Mais l'ouvrage s'ouvre en surpassant de loin mes espoirs. Dans sa Première partie « Le Neutre/le genre : une question de méthode », il démontre avec une précision fulgurante que la théorie de Butler, pour consolider ses assises, a choisi de se valoir des fondements épistémologiques de la French Theory, c'est-à-dire de la pensée des philosophes structuralistes déconstructivistes français des années 60-70, de
Lacan,
Lévi-Strauss et Barthes jusqu'à
Derrida et Foucault, mais en en détournant et trahissant systématiquement les concepts, que ce soit pour les adopter ou pour les attaquer, selon une méthode qui relève de la véritable malhonnêteté épistémologique. Si une importante déconstruction du système du genre avait déjà été entreprise par les Modernes français, par la pensée du Neutre ayant pour point d'attaque l'ordre symbolique, la réflexion de Butler, qui se développe dans les années 90-2000 de façon pas même univoque dans sa totalité, aboutit à une théorie du genre non seulement contradictoire avec le Neutre, mais qui, ayant pris un certain déterminisme psychosociologique comme postulat, est incommensurable avec ce même Neutre auquel pourtant elle se réfère, en équivoquant sur les concepts de « performatif » et de « resignification ». Concernant le premier concept, sont détournés
Lacan,
Althusser,
Derrida, et d'une certaine manière Foucault ; dans le second, la trahison concerne surtout
Sartre commentateur de
Jean Genet.
Les deux parties successives de l'essai sont consacrées au Neutre. Celui-ci, dans les élaborations des Modernes qui sont étudiés avec une remarquable profondeur, dans toute leur pénible complexité rendue avec rigueur et clarté par Marty, n'a pas grand chose à voir avec la notion sociologique du même nom que je croyais connaître en grammaire et parce qu'utilisée par les féministes. Il s'agit là de constructions philosophiques, psychanalytiques (pour
Lacan) et de critique littéraire (pour la plupart des autres) beaucoup plus abstraites, qui théorisent le sujet, la Loi, le phallus, et la perversion, dans des sens souvent très éloignés de ceux qu'on leur donne ordinairement. Néanmoins, comme point de départ littéraire, nous trouvons le Neutre souvent associé à la figure et/ou au statut ontologique du travesti, qui remet en jeu à la fois le modèle du genre et l'orientation sexuelle des uns et des autres.
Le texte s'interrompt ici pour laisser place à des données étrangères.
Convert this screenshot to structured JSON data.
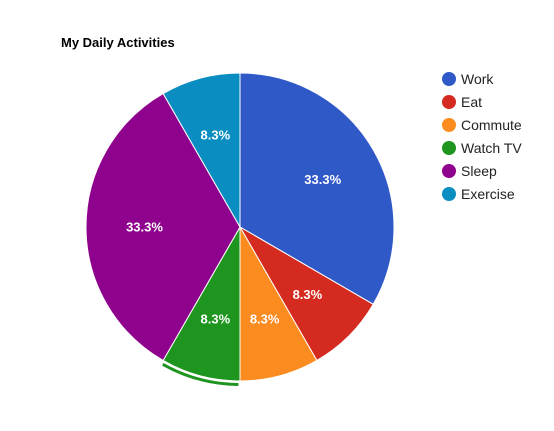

Dans la troisième partie, « Le sujet du Neutre », l'on explore dans le détail la relation entre le Neutre et la perversion à travers la notion de castration chez
Lacan et un castrat historique (Zambinella) chez Barthes, celle du masochisme chez Deleuze, celle de l'hymen et de l'invagination chez
Derrida.
Michel Foucault fait l'objet d'une quatrième partie qui lui est spécifiquement consacrée. En effet, il présente une double rupture : à la fois interne à son oeuvre, entre
Surveiller et punir et L'Histoire de la folie, d'une part, et La Volonté de savoir, qui date de 1976, d'autre part, mais aussi une rupture avec les Modernes, qui semble d'abord le rapprocher pour certains aspects de la philosophie américaine, et notamment du néolibéralisme, et de ce fait de Butler aussi. Pourtant cette partie sur Foucault « le post-européen » se développe en une thèse sur ces ruptures et en une antithèse sur la « question sexuelle » qui révèle encore une fois une incompatibilité radicale entre la théorie du genre et une notion sienne de « monosexualité ». le remplacement de la loi par la norme, de la critique du savoir-pouvoir par le « biopouvoir » et enfin l'analyse de l'autobiographie de l'hermaphrodite du XIXe siècle
Herculine Barbin ne rapproche par Foucault de Butler – ni vice versa...
Pour finir, le deuxième coup de grâce à la théorie du genre, après les travestis des Modernes, lui est porté aujourd'hui par le militantisme des trans... qui sont bien décidés à s'opposer au non-binaire, naturellement, et dont l'un(e) a pu très significativement invectiver : « Fuck you
Judith Butler ! » (p. 500). Je n'en saurais dire autant, bien entendu...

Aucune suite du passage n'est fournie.